As the Irish Government released a wide range of emergency laws that will be enacted in the event of a no-deal Brexit, Fermanagh and Omagh District Council (FODC) are unable to provide any specific detail on contingency plans they have in place for Brexit.

With Brexit just over a month away, agencies are putting into place plans in an attempt to avoid as much disruption to services as possible.

However, when asked about contingency plans for this Council area, FODC was unable to provide any information on their own plans for Brexit.

In response to the request, a Council spokesperson said, “As part of general civil contingency arrangements across Northern Ireland, there are multi-agency emergency planning structures in place, of which Councils are one part and it has been indicated that these will be utilised as part of the Brexit planning. There is no further information available at this stage.”

The Omnibus Bill, which will be fast-tracked through the Oireachtas parliament in Dublin, is designed to support businesses and jobs impacted by a no-deal and secure ongoing access to essential services and products across the Irish border.

The huge suite of proposed legislation in the Republic, which will only become law if the UK leaves on March 29 without a deal, was published as the EU Commission confirmed it was relaxing certain state aid regulations in preparation for Brexit - a move that will give the government in Dublin more latitude to offer support to farms and other affected businesses.

The proposed laws cover a wide range of areas and focuses on protecting Irish citizens’ rights, supporting businesses and jobs, healthcare, transport, education and energy.

The Bill will be debated in the Dail next week and then in committees the following week, before being debated in the upper chamber, the Seanad.

President Michael D. Higgins will sign it into law if the UK leaves the EU without a deal.

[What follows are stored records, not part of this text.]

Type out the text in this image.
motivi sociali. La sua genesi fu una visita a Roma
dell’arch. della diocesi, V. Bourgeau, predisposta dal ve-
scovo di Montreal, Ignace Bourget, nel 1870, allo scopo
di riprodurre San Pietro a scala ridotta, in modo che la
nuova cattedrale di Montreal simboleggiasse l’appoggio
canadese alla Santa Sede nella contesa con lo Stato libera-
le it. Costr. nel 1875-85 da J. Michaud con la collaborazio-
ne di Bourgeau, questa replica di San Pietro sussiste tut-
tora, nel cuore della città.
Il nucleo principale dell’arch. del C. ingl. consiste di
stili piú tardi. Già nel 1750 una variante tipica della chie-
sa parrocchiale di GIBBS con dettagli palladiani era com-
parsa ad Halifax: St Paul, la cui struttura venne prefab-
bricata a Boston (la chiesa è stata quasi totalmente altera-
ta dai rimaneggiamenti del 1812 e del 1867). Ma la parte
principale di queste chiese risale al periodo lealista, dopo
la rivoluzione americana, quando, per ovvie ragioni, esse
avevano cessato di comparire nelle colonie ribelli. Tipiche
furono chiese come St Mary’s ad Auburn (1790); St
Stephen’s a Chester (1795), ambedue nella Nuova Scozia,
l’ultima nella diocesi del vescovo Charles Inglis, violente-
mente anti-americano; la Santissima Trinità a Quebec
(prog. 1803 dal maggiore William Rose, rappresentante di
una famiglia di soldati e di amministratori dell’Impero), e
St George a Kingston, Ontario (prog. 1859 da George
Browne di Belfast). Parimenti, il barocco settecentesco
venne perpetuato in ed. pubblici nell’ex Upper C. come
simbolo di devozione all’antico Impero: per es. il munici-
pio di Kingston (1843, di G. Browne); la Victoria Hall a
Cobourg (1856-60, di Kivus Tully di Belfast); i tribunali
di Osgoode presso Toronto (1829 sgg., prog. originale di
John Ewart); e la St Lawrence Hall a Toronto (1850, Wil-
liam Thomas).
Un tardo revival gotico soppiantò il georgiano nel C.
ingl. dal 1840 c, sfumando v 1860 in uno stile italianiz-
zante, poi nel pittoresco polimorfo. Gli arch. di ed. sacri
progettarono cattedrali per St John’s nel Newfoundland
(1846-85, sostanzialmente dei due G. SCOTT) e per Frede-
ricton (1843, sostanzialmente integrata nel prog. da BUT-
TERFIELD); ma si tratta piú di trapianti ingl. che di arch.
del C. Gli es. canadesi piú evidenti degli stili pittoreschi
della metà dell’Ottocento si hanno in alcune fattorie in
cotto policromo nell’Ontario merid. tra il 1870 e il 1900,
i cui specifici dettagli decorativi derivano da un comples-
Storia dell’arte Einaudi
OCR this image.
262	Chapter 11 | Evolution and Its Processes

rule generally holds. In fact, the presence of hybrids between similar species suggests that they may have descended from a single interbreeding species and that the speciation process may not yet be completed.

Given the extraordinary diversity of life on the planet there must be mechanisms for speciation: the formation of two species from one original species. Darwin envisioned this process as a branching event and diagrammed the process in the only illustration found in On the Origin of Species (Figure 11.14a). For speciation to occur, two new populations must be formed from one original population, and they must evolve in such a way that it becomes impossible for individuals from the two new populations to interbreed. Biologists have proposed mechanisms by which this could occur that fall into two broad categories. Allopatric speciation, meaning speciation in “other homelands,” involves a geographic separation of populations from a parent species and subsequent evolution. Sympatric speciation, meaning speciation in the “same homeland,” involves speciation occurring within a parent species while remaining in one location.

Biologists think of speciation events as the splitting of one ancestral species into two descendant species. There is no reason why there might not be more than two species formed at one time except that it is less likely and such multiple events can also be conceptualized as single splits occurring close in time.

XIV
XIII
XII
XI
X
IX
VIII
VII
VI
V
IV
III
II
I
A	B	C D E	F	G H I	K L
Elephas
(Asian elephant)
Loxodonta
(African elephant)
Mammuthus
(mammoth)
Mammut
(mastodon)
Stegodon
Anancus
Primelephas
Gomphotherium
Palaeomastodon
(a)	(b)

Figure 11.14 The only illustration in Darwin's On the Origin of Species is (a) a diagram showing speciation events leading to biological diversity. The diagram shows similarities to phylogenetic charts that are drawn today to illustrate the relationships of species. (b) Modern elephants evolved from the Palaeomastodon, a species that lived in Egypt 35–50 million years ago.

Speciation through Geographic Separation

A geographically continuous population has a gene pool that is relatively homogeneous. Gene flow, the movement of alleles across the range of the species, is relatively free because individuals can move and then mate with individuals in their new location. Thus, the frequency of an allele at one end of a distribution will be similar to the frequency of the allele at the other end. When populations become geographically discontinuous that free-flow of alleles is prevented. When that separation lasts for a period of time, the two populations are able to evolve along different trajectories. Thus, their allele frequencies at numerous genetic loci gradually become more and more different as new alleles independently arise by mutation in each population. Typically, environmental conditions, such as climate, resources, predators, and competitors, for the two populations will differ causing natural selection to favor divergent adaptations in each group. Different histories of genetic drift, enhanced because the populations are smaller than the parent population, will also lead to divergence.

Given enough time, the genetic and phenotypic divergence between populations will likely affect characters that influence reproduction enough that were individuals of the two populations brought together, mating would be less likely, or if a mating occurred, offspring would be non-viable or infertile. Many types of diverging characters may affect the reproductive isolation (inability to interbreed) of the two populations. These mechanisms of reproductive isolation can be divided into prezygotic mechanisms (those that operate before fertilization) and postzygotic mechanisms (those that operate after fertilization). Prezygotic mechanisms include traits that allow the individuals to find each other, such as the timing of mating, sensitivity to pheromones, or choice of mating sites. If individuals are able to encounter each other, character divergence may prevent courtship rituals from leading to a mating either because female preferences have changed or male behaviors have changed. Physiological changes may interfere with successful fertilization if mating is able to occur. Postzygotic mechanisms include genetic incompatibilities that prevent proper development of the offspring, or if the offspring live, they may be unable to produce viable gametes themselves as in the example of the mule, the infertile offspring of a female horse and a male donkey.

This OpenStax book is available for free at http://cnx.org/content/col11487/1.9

The Department of Health does not envisage there to be any major disruption between cross Border services after Brexit.

In the past patients in the South West Acute Hospital (SWAH) have been transferred to hospitals in the Republic of Ireland for further treatment.

A Departmental spokesperson said: “The Department has been actively involved in planning for Brexit. It is not envisaged that any major disruption to cross Border health and social care services will happen. However, appropriate business continuity, preventative and contingency measures are under active consideration by the Department. The delivery of our health and social care service to the public is our number one priority.

“The Department’s EU exit priorities include maintaining cross Border collaboration and access to care, such as the all-island Congenital Heart Disease (CHD) Network and the North West Cancer Centre (NWCC) at Altnagelvin, which have been agreed and delivered through the NSMC structures established under the Good Friday Agreement. These two initiatives demonstrate the clear benefits of cross Border collaboration in healthcare in meeting population health needs, improving access to care and patient outcomes in ways that exceed the respective capacity of each jurisdiction.

“The Department will continue to monitor the outcome of the UK Government’s EU Exit negotiations and shall discuss any potential impact on cross Border acute services with DHSC and the Department of Health (RoI) through our existing joint oversight arrangements,” said the spokesperson.